The father of three, who is aggrieved by the economic reality of the country, lamented the number of out-of-school children and especially university drop-outs would increase considering the very exorbitant cost of education in the country today.

“We are busy building very expensive private secondary schools and universities, while the majority of the population cannot even afford cheap public schools. This is a very big problem for tomorrow,” the lawyer said.

Hannah Oni, an assistant director in a federal government parastatal, whose daughter schools in Atlanta, USA, lamented that she is almost spending her life-savings on her children’s education.

“The exchange rate is my nightmare because after paying tuition fees, there is upkeep and emergencies to attend to and they are all in Dollars. No matter how much you earn or save, the high exchange rate will make a mess of it. It is putting parents under pressure, which shouldn’t be if our school system is good or Naira is at par with the Dollar,” she decried.

As expected, many are being weighed down by the sufferings and their health is also impacted.

Cases of high blood pressure and stress induced sicknesses are expected to be on the rise, and even suicide as some Nigerians are beginning to take that path to escape from their sufferings.
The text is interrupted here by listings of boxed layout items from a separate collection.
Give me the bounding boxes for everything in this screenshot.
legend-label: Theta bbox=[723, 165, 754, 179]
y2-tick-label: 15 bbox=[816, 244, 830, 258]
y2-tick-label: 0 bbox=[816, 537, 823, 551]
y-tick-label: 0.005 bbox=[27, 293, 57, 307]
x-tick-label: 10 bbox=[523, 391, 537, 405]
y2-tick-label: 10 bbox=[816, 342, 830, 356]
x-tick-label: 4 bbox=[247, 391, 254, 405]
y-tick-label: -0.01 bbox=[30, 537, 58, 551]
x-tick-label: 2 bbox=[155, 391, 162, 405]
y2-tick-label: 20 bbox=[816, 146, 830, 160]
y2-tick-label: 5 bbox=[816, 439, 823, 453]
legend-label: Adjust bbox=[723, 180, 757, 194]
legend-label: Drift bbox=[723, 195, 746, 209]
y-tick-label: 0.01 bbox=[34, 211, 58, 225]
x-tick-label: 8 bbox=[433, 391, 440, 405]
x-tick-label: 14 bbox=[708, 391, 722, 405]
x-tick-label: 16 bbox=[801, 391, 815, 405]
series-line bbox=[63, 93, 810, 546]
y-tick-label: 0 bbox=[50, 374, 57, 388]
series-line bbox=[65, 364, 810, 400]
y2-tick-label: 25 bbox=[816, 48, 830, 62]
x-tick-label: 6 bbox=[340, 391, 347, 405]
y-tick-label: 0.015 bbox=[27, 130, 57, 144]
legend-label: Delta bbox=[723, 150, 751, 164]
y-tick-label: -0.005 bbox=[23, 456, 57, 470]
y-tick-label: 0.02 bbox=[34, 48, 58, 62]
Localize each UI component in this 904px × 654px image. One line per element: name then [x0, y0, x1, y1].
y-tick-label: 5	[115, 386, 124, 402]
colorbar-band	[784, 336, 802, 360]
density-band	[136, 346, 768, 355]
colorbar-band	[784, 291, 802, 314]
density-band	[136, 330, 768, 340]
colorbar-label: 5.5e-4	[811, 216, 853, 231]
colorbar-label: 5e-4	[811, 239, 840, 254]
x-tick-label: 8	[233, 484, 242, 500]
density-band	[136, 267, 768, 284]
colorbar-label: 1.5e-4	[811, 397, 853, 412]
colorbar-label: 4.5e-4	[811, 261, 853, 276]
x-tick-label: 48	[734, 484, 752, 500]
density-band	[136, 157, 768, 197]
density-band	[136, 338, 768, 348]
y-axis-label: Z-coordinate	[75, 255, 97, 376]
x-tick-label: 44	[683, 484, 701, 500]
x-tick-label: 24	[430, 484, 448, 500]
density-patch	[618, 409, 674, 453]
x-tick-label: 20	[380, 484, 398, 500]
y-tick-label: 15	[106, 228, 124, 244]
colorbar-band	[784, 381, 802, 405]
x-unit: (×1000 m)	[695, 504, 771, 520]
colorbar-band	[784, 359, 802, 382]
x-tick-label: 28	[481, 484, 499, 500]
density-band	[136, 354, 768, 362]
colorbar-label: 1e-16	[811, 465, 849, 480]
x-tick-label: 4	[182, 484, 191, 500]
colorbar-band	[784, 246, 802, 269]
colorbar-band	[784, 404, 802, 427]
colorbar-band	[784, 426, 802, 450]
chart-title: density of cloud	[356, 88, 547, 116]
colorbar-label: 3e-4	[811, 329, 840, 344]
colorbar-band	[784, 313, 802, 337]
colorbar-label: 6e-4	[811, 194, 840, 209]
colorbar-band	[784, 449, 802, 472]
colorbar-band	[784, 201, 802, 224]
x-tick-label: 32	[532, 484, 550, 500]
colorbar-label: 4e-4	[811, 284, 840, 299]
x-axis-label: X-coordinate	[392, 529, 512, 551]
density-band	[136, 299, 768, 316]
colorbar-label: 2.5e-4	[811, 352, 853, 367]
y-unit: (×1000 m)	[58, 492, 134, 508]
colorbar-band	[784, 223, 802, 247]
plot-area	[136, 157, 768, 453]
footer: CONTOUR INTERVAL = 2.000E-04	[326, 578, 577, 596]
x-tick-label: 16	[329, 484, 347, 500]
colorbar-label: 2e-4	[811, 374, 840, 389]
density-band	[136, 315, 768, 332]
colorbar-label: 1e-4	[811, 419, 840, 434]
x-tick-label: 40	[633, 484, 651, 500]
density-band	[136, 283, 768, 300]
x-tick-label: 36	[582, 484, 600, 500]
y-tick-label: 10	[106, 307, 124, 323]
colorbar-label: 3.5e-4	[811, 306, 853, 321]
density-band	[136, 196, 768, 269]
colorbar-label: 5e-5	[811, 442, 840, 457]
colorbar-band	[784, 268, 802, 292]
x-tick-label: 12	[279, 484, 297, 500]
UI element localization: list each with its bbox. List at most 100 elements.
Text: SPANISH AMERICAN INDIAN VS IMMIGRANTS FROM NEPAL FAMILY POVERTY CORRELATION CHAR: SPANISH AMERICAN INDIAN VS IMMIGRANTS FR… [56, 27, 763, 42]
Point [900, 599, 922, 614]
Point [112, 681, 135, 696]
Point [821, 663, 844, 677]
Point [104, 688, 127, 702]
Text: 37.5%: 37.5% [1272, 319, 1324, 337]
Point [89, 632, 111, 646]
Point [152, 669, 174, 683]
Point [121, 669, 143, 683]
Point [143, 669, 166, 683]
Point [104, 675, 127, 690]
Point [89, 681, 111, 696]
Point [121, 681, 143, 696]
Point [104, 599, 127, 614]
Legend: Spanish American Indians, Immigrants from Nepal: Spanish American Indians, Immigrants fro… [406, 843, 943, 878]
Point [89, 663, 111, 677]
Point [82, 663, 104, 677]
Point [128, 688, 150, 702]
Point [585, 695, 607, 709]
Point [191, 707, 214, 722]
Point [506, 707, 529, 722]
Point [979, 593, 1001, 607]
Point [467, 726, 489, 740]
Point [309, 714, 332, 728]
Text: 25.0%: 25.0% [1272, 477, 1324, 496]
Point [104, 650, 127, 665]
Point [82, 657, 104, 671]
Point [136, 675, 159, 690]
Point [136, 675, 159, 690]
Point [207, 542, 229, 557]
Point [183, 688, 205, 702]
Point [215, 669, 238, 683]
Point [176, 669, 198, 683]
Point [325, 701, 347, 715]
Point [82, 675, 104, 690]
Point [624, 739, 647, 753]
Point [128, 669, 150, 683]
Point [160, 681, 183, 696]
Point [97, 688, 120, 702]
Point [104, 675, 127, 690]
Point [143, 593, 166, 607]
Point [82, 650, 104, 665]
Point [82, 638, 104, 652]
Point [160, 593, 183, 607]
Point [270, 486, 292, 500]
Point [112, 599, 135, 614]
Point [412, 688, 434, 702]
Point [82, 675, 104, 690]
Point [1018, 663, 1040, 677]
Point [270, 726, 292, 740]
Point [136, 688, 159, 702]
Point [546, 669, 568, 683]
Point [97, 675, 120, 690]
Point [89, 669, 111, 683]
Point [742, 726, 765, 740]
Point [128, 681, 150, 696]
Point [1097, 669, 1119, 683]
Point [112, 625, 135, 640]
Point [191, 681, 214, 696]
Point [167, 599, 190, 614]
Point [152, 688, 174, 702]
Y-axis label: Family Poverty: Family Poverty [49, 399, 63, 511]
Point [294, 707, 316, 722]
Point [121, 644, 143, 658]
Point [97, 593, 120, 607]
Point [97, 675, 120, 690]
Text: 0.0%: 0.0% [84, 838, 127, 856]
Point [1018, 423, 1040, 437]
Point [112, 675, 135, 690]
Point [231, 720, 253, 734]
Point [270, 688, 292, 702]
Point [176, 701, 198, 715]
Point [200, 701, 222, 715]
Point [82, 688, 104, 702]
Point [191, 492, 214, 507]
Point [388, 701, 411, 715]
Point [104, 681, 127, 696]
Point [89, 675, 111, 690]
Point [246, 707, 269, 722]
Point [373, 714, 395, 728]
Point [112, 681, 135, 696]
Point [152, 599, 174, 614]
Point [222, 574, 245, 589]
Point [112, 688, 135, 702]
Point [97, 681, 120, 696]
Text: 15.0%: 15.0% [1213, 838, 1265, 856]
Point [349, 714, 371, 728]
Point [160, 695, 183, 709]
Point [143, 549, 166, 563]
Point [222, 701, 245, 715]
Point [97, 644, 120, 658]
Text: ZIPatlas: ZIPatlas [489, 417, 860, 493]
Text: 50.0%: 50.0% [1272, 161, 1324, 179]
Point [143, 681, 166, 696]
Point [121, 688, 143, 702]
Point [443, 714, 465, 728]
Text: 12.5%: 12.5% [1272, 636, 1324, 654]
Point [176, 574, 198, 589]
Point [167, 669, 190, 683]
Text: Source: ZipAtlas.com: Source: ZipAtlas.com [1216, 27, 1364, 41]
But the reality for Ehimen Medeme, a medical consultant with the Lagos University Teaching Hospital Idiaraba, is that the cost of drugs, especially those imported and the cost of treatment have risen so high that many cannot afford certain treatments now if they do not have enough money.

Read also: Tinubu’s 100 Days: Nigerian families squeezed by surging school fees

“No hospital buys drugs on credit or tells staff to wait until patients pay money every month. So, people have to find a way to stress less, worry less and move on with what life has given us in Nigeria because getting sick is not an option now.

“Sick people are now rejected more than before if there is no money, patients are neglected in the wards if the money for treatment is not coming because times are also hard for the hospitals with many bills to settle too,” the medical consultant said.

Speaking further, he noted that a colleague of his who runs a private clinic was ejected by the landlord despite the fact that patients were still receiving treatment at the clinic.

As well, many tenants who are unable to pay the skyrocketing house rents are passing through serious hard-times as most landlords, especially in Lagos, use thugs to eject them.

From all spheres of life, business, profession or location in the country, the majority of Nigerians are passing through untold hardship.

But the irony is that the very few that have been enjoying are still the ones that are safe from the drought in the land, while the masses see no respite soon.